Waar phishing-e-mails meestal nog wel te herkennen waren aan de vele spel- en grammaticale fouten, komt dat vandaag de dag bijna niet meer voor. Cybercriminelen hebben generatieve AI omarmd en zetten het effectief in om het taalgebruik in hun e-mails te verbeteren. De tone-of-voice in phishing-e-mails wordt steeds menselijker en realistischer, waardoor ze moeilijker van echte e-mails te onderscheiden zijn. Maar hoewel het taalgebruik in phishing-e-mails verbetert door generatieve AI, zijn de kenmerken onveranderd:
- De zogenaamde afzender is altijd iemand met een hogere functie in de organisatie dan jijzelf
- De afzender speelt in op je emoties
- Het verzoek is dringend: iets moet zo snel als mogelijk gebeuren.
Combinatie van training en gesimuleerde phishing-campagnes
Tussen de 60 en 90 procent van alle cybersecurity-risico’s kunnen door de juiste training van medewerkers worden geadresseerd. Een effectieve en meetbare manier om dat te doen is het combineren van training met gepersonaliseerde gesimuleerde phishing-campagnes.

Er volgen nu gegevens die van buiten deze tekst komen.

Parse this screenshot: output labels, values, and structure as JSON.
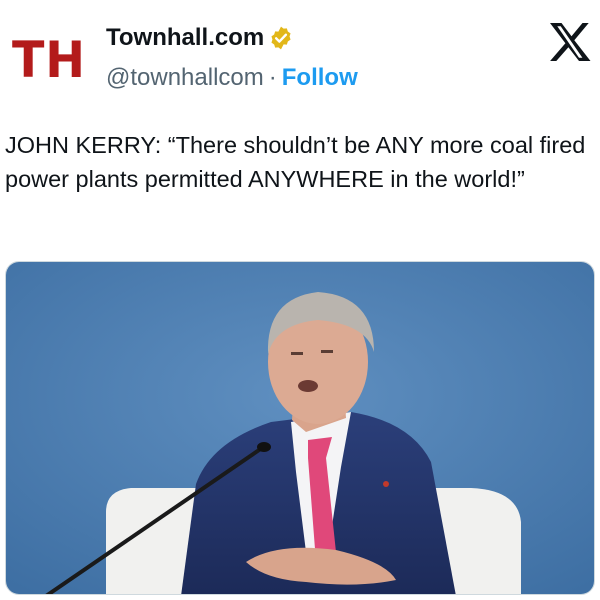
{
  "account": {
    "avatar_text": "TH",
    "display_name": "Townhall.com",
    "handle": "@townhallcom",
    "separator": "·",
    "follow_label": "Follow"
  },
  "tweet": {
    "text": "JOHN KERRY: “There shouldn’t be ANY more coal fired power plants permitted ANYWHERE in the world!”"
  },
  "icons": {
    "verified": "verified-gold-badge-icon",
    "platform": "x-logo-icon"
  },
  "colors": {
    "brand_red": "#b31b1b",
    "follow_blue": "#1d9bf0",
    "badge_gold": "#e2b719",
    "text": "#0f1419",
    "secondary": "#536471"
  }
}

Over een langere periode wordt de interactie van medewerkers met deze gesimuleerde phishing-e-mails in kaart gebracht en uitgedrukt in het phish-prone percentage. Dit is het percentage medewerkers dat op een link of een bijlage van een gesimuleerde phishing e-mail klikt. Tegelijkertijd doorlopen medewerkers iedere week een trainingsprogramma. Denk aan het wekelijks kijken van een video van tien minuten. Doe je dit consequent, dan zijn medewerkers alerter op verdachte mailtjes en vragen ze zich bij elk mailtje dat ze binnen krijgen af of het frauduleus zou kunnen zijn. Over een jaar gemeten zien we dan dat het phish-prone percentage bij Europese organisaties afneemt van 32,6% tot slechts 5,5%.
Kortom, waar organisaties massaal inzetten op cybersecurity-oplossingen om hun applicaties en data te beschermen tegen cybercriminaliteit, moeten ze zeker niet onderschatten hoe waardevol het is om medewerkers strijdbaar te maken door hun bewustzijn van cybercriminaliteit te vergroten. Daar kunt u als partner een belangrijke rol in spelen.